Independent dice throw I need help on this question regarding dice and probability. 
The question is, that a dice throws three times independently of each other. The random variable $X$ denotes the number of sides on the $i$-th throw, where $i$ is $i=1,2,3$. 
The maximum of the random variable $Y$ is given as $Y_{max}(X_i)$. 
I need to find the cdf and pmf of the random variable $Y$. 
I don't know how to go on with this question. 
Thanks in advance. 
 A: Hints:
$P\left(Y\leq k\right)=P\left(X_{1}\leq k\wedge X_{2}\leq k\wedge X_{3}\leq k\right)=P\left(X_{1}\leq k\right)P\left(X_{2}\leq k\right)P\left(X_{3}\leq k\right)$
$P\left(Y=k\right)=P\left(Y\leq k\right)-P\left(Y\leq k-1\right)$
A: Ok, I think I understand. You need to know the maximum value of a throw with n=3 dice.
I did some time ago a web application with a similar thing where you can see it, formulas and setup: type of dice and number of them, and search for some specific probability, etc.

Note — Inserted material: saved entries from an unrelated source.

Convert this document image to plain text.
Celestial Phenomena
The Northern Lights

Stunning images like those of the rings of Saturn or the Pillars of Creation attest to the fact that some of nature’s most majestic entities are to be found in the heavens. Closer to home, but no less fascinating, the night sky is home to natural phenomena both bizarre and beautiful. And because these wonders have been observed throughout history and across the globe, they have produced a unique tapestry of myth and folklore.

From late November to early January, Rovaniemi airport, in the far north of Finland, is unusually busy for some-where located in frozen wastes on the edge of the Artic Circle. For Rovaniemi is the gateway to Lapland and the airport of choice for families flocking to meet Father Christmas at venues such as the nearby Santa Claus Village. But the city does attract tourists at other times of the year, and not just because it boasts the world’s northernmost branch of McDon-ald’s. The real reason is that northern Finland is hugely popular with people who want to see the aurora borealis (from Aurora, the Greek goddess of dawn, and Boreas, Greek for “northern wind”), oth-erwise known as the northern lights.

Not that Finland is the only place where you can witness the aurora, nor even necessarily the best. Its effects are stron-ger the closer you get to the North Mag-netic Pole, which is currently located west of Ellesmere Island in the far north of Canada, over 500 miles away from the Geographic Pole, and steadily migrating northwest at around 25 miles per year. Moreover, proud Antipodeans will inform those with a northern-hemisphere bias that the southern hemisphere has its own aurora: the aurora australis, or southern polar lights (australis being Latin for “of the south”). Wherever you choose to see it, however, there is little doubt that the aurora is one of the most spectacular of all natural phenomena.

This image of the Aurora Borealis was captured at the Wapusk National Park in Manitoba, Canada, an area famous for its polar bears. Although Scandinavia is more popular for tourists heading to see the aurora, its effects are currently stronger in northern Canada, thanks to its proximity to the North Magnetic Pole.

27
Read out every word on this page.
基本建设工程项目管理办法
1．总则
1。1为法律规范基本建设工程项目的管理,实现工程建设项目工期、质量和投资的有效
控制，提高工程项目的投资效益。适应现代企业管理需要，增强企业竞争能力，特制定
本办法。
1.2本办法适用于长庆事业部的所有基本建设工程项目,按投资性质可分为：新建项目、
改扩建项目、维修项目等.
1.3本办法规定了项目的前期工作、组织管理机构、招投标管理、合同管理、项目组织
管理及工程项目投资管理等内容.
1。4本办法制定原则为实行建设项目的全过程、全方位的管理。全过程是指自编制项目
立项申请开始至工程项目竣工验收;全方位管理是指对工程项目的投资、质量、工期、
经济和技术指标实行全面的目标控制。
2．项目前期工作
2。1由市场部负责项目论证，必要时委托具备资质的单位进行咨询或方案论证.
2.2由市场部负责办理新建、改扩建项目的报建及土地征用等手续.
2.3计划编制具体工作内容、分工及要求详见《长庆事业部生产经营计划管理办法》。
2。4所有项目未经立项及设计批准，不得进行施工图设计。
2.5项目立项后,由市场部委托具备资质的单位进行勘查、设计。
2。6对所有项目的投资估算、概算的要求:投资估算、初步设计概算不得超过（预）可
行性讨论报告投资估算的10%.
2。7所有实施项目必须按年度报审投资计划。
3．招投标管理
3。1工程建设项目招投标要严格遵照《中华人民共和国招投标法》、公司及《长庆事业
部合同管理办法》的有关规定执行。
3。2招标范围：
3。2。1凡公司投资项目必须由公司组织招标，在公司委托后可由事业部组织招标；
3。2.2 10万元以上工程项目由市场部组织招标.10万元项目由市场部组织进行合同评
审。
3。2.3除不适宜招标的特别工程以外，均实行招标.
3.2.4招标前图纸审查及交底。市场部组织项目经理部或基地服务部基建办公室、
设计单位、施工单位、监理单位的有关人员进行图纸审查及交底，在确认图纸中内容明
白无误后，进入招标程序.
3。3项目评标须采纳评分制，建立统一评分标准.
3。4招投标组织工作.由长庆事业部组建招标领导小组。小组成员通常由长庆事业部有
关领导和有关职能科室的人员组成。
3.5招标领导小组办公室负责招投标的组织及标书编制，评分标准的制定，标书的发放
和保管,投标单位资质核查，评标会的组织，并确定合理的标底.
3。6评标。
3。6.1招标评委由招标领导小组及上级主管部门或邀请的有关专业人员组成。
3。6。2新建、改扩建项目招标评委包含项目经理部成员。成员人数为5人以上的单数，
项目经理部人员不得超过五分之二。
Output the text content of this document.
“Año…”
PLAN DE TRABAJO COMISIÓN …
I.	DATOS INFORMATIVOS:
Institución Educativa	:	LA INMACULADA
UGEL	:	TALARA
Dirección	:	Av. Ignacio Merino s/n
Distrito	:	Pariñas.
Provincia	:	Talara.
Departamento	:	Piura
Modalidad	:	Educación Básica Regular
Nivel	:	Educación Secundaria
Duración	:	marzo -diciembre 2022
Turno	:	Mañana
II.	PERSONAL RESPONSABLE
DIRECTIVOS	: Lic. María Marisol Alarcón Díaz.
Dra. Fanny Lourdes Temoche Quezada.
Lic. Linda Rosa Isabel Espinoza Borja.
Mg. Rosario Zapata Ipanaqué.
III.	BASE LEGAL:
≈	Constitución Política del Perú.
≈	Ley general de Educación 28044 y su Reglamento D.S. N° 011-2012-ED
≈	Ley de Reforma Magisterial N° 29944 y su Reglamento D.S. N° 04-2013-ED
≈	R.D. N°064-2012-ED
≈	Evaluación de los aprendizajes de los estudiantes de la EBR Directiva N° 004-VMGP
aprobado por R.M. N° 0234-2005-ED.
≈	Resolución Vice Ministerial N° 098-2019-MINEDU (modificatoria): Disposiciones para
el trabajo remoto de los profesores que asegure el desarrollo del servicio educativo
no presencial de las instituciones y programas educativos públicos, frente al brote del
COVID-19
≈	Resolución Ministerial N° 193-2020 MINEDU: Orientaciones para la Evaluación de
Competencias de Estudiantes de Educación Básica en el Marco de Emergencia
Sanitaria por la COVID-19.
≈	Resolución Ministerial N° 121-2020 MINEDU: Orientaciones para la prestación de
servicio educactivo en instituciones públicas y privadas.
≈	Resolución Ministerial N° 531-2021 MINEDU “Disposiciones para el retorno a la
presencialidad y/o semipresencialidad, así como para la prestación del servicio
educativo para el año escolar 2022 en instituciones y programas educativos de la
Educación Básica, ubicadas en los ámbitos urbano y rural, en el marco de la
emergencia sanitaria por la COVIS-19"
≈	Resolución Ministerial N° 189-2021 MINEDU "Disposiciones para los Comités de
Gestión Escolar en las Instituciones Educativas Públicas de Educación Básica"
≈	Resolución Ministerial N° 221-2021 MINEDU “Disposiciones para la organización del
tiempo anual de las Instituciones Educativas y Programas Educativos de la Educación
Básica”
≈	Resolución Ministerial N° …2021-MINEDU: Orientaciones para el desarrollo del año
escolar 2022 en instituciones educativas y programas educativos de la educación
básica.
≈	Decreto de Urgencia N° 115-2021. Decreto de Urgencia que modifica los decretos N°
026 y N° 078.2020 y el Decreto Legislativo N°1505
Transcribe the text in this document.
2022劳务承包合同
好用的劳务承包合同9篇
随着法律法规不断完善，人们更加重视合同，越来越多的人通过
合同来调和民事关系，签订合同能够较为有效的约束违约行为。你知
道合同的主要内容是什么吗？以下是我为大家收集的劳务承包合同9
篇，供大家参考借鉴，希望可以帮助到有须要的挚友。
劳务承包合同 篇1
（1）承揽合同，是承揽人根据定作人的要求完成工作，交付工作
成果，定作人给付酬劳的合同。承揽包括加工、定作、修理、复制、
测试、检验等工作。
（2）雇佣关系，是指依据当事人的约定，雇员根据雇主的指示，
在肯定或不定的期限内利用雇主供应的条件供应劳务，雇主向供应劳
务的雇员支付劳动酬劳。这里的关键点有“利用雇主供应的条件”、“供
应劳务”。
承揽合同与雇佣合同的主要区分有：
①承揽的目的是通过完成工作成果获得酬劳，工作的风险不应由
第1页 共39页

You can see that, by example, for
$$P(V{=}X)=\frac{1}{D^n}\sum_{k=1}^{n}\binom{n}{k}(X-1)^{n-k}=\frac{X^n-(X-1)^n}{D^n}$$
In this formula V is the maximum value of n throws. 
The binomial coefficient represent the amount of permutations between n positions of dice with a value of V and dice with value less than V on the throw. The power $(X-1)^{n-k}$ represent the variations with repetition over $X-1$ possible values on $n-k$ positions.
Finally $\frac{1}{D^n}$ represent total possible throws (variations with repetition over n positions that can take D different values), so dividing cases where V is the maximum value of the throw between all possible cases you have it probability.
From here summing over n, D or any other parameter let to you some distribution or accumulated distribution (anti-derivative).